Wir beschnupperten uns wie Tiere. Reyu und Tyrak standen mir und meinen beiden Gefährten gegenüber. Beide Parteien machten sich ein Bild von der jeweils anderen, eine Blöße wollte sich keiner geben. Mein Blick traf kurz den von Reyu, doch sein Gesicht war so verschlossen, dass ich nicht einschätzen konnte, was er dachte.

Ein oder zwei Minuten vergingen, in denen niemand sich rührte. Dann entschloss ich mich dazu, die Initiative zu ergreifen.

"Wenn wir zusammenarbeiten", begann ich und zog die Aufmerksamkeit damit auf mich, "dann werden wir mit offenen Karten spielen. Es bringt nichts, wenn wir uns immer noch etwas verheimlichen. Sind damit alle einverstanden?"

Tyrak schien etwas zögerlich, doch Reyu stimmte mit einem knappen Nicken zu. Auch Deysa und Gerwin neben mir gaben mit einem kurzen Zeichen ihr Einverständnis. Die beiden wohnten in anderen Städten, waren nach meinem dringlichen Ruf jedoch angereist und waren auf meine Bitte hin sogar bereit, sich mit den Anführern der Roten Schar zu treffen.

"Dann sollten wir euch mitteilen, dass ihr einen Verräter in euren Reihen habt", meldete sich Reyu zu Wort. "So haben die Könige von Valia erfahren."

Ich tauschte einen kurzen Blick mit Gerwin, der sich da vermutlich mit befassen musste, bevor ich wieder nach vorne sah. "Wir werden uns darum kümmern. Danke."

"Wir haben nicht viel Zeit", erinnerte uns Tyrak. Seine Stimme verbarg nicht im geringsten die Abneigung, die er gegenüber mir und den beiden etwas älteren Caraliv neben mir hegte. "Ich denke, es ist klar, dass wir entweder das caralische Königspaar oder den lazalischen König töten müssen."
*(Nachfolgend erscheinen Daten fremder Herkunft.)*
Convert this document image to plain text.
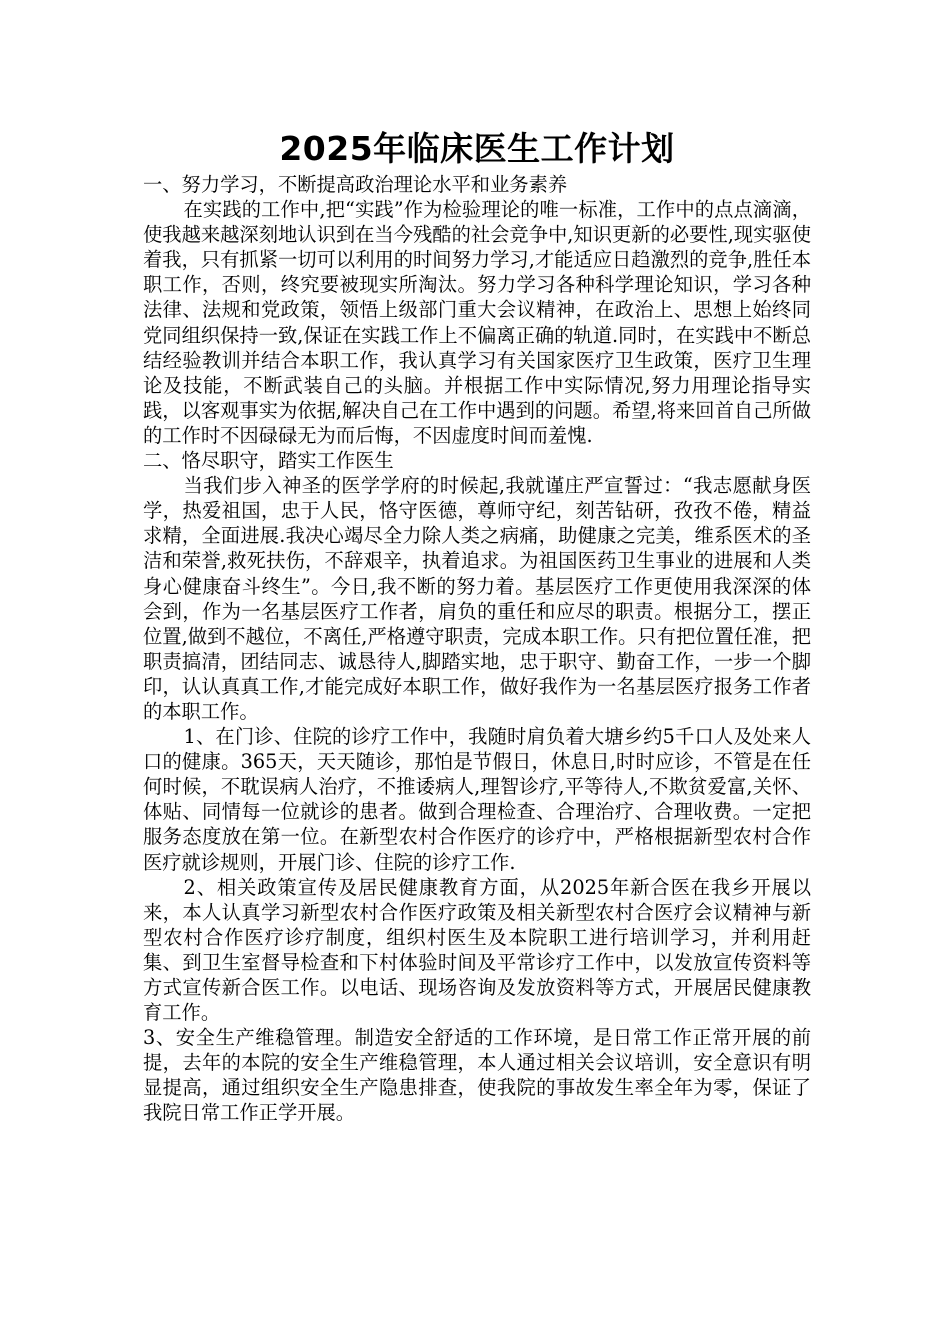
2025年临床医生工作计划

一、努力学习，不断提高政治理论水平和业务素养

在实践的工作中,把“实践”作为检验理论的唯一标准，工作中的点点滴滴，使我越来越深刻地认识到在当今残酷的社会竞争中,知识更新的必要性,现实驱使着我，只有抓紧一切可以利用的时间努力学习,才能适应日趋激烈的竞争,胜任本职工作，否则，终究要被现实所淘汰。努力学习各种科学理论知识，学习各种法律、法规和党政策，领悟上级部门重大会议精神，在政治上、思想上始终同党同组织保持一致,保证在实践工作上不偏离正确的轨道.同时，在实践中不断总结经验教训并结合本职工作，我认真学习有关国家医疗卫生政策，医疗卫生理论及技能，不断武装自己的头脑。并根据工作中实际情况,努力用理论指导实践，以客观事实为依据,解决自己在工作中遇到的问题。希望,将来回首自己所做的工作时不因碌碌无为而后悔，不因虚度时间而羞愧.

二、恪尽职守，踏实工作医生

当我们步入神圣的医学学府的时候起,我就谨庄严宣誓过：“我志愿献身医学，热爱祖国，忠于人民，恪守医德，尊师守纪，刻苦钻研，孜孜不倦，精益求精，全面进展.我决心竭尽全力除人类之病痛，助健康之完美，维系医术的圣洁和荣誉,救死扶伤，不辞艰辛，执着追求。为祖国医药卫生事业的进展和人类身心健康奋斗终生”。今日,我不断的努力着。基层医疗工作更使用我深深的体会到，作为一名基层医疗工作者，肩负的重任和应尽的职责。根据分工，摆正位置,做到不越位，不离任,严格遵守职责，完成本职工作。只有把位置任准，把职责搞清，团结同志、诚恳待人,脚踏实地，忠于职守、勤奋工作，一步一个脚印，认认真真工作,才能完成好本职工作，做好我作为一名基层医疗报务工作者的本职工作。

1、在门诊、住院的诊疗工作中，我随时肩负着大塘乡约5千口人及处来人口的健康。365天，天天随诊，那怕是节假日，休息日,时时应诊，不管是在任何时候，不耽误病人治疗，不推诿病人,理智诊疗,平等待人,不欺贫爱富,关怀、体贴、同情每一位就诊的患者。做到合理检查、合理治疗、合理收费。一定把服务态度放在第一位。在新型农村合作医疗的诊疗中，严格根据新型农村合作医疗就诊规则，开展门诊、住院的诊疗工作.

2、相关政策宣传及居民健康教育方面，从2025年新合医在我乡开展以来，本人认真学习新型农村合作医疗政策及相关新型农村合医疗会议精神与新型农村合作医疗诊疗制度，组织村医生及本院职工进行培训学习，并利用赶集、到卫生室督导检查和下村体验时间及平常诊疗工作中，以发放宣传资料等方式宣传新合医工作。以电话、现场咨询及发放资料等方式，开展居民健康教育工作。

3、安全生产维稳管理。制造安全舒适的工作环境，是日常工作正常开展的前提，去年的本院的安全生产维稳管理，本人通过相关会议培训，安全意识有明显提高，通过组织安全生产隐患排查，使我院的事故发生率全年为零，保证了我院日常工作正学开展。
Allgemeines Nicken war die Antwort.

Nun ergriff Gerwin das Wort. Wie immer waren seine Worte sorgfältig ausgewählt und er wirkte, als hätte er bereits jede Eventualität bedacht. "Azvar und Kaira sind diejenigen, die die Unterstützung des Volkes schneller verlieren werden. Einige ihrer Fürsten haben ihre Ehe noch nicht akzeptiert. Wenn sich eine Gelegenheit bietet, wird jemand versuchen, den Thron an sich zu reißen."

Er machte eine kurze Pause, als würde er den beiden Lazaliv Zeit zum Widerspruch geben wollen, doch als niemand sprach, fuhr er fort.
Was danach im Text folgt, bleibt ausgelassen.